By SHARON THEIMER, Associated Press WriterFri Oct 3, 3:08 PM ET
Joe Six-Pack is somewhere out there on the campaign trail, coveted and courted by the presidential candidates. He is the electorate, reduced to one guy. He would be really interesting to talk to if we could only find him. Nobody ever seems to say what he looks like or where he is, exactly.
Rumor has it he is, um, a he. The "Joe" is probably a dead giveaway, though Sarah Palin has referred to putting "government back on the side of the people of Joe Six-Pack like me." He probably wears a shirt with a blue collar and lives someplace on Main Street, or at least sometimes goes to Main Street, perhaps to pick up a six-pack.
He likely drinks that six-pack at his kitchen table, where, if he's still married, he and his wife, Soccer Mom, talk about how it feels to personify Middle America and how Washington insiders are out of touch.
But at least they're better off than Six-Pack's cousin, Joe Lunchbucket, a working stiff who has to pack his own lunch and can't even afford beer. Nobody seems to mention him much.
Another prominent resident of their town, Small Business Owner, has it tough, too. To be honest, these days even the guy in the McMansion one subdivision over, White-Collar Elite, faces hardships. He could get laid off anytime. When it comes to heavy mortgages, high gas prices and the other weighty issues of our time, he's starting to look an awful lot like Joe Six-Pack, even if his shirt is a different color.
Fact is, Joe Six-Pack knows a lot of so-called blue-collar types — plumbers, electricians, truck drivers, the guy who owns the local car-repair shop — who make more money than White-Collar Elite. In fact, if you catch them after they've taken off their white or blue collars and put on t-shirts to go watch football, they're awfully hard to tell apart.
Still, Joe Six-Pack is the one the politicians seem to like best. It is generally understood that he is a heckuva nice guy. He drinks, but he never drinks and drives. When he does drive, he would be the last person to tailgate or cut anybody off in traffic. He just Wants What is Best for America.

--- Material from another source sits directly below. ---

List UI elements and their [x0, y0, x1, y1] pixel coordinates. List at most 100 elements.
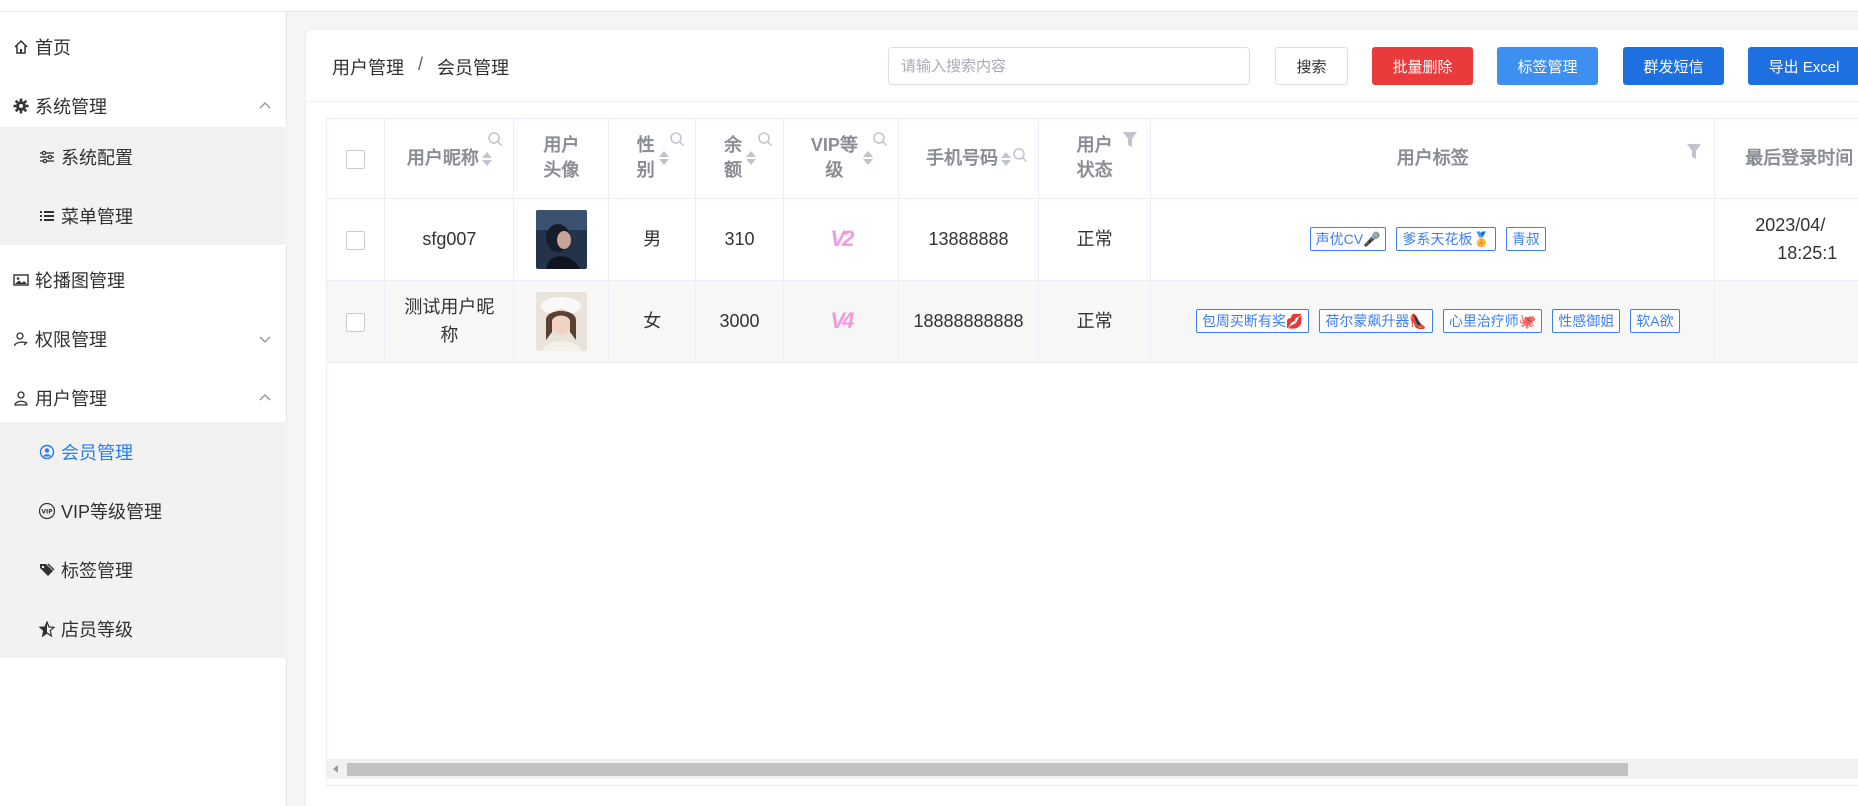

Maybe the reason Joe Six-Pack sounds so good is that he doesn't exist.
Tagging voters with cliches simplifies them to the point of caricature — and is far removed from reality. People are more complicated than that, whether their employment status is classified as blue-collar, white-collar, retired, self-employed or unemployed. However pollsters might slice and dice the public, there is no Everyman. Thank goodness. That's one of the things that makes the two-year journey to the election interesting.
I grew up in a blue-collar family. My father's name isn't Joe and he doesn't drink beer. Never has. Can't stand the stuff. My mother was a "stay-at-home mom" and didn't go back to work until my brothers and I were teenagers. She wasn't a "soccer mom" or a "hockey mom." Those sports were expensive, too expensive.
My mother did pack my father's lunch each day, and later on, when she went back to work, my father used to pack hers. Did that make either of them "Joe Lunchbucket?" Now that they're retired, what are they? Just what they've always been: People who know the score and have their own opinions about politics and policy, none of which fits the candidates' cliches.
Back when I was a reporter in Wisconsin, I remember getting dispatched to one of President Clinton's speeches to ask voters "in the Heartland" about their views on his impeachment proceedings.
Democrats and Republicans on the talk shows had already offered their caricatures of the average person's opinion. But the people I spoke to — Democrats, Republicans, independent or indifferent — all had nuanced views on the impeachment. They weren't simply pro or con. And I'll bet if I had asked whether they thought of themselves as Joe Six-Pack, Soccer Mom, Main Street or any of the other categories, the answer would have been none of the above.
There used to be a feature on one of the network new shows in which a correspondent picked a spot on the map, went there, closed his eyes and pointed to a name at random in the phonebook. The theme was that everybody has a story, everyone was interesting. No one was the same. And whether the reporter went to small towns, large cities or a lonely house in the countryside, no one was a stereotype.
Yet politicians never seem to see that. Pandering politicians are as old as politics. The idea seems to be that claiming kinship with this or that voting bloc is enough to win that bloc over.
Will the mythical Joe Six-Pack swing this election to one candidate or the other? Remains to be seen. Besides, what I really want to know, if there truly is a Joe Six-Pack out there somewhere: Is he single?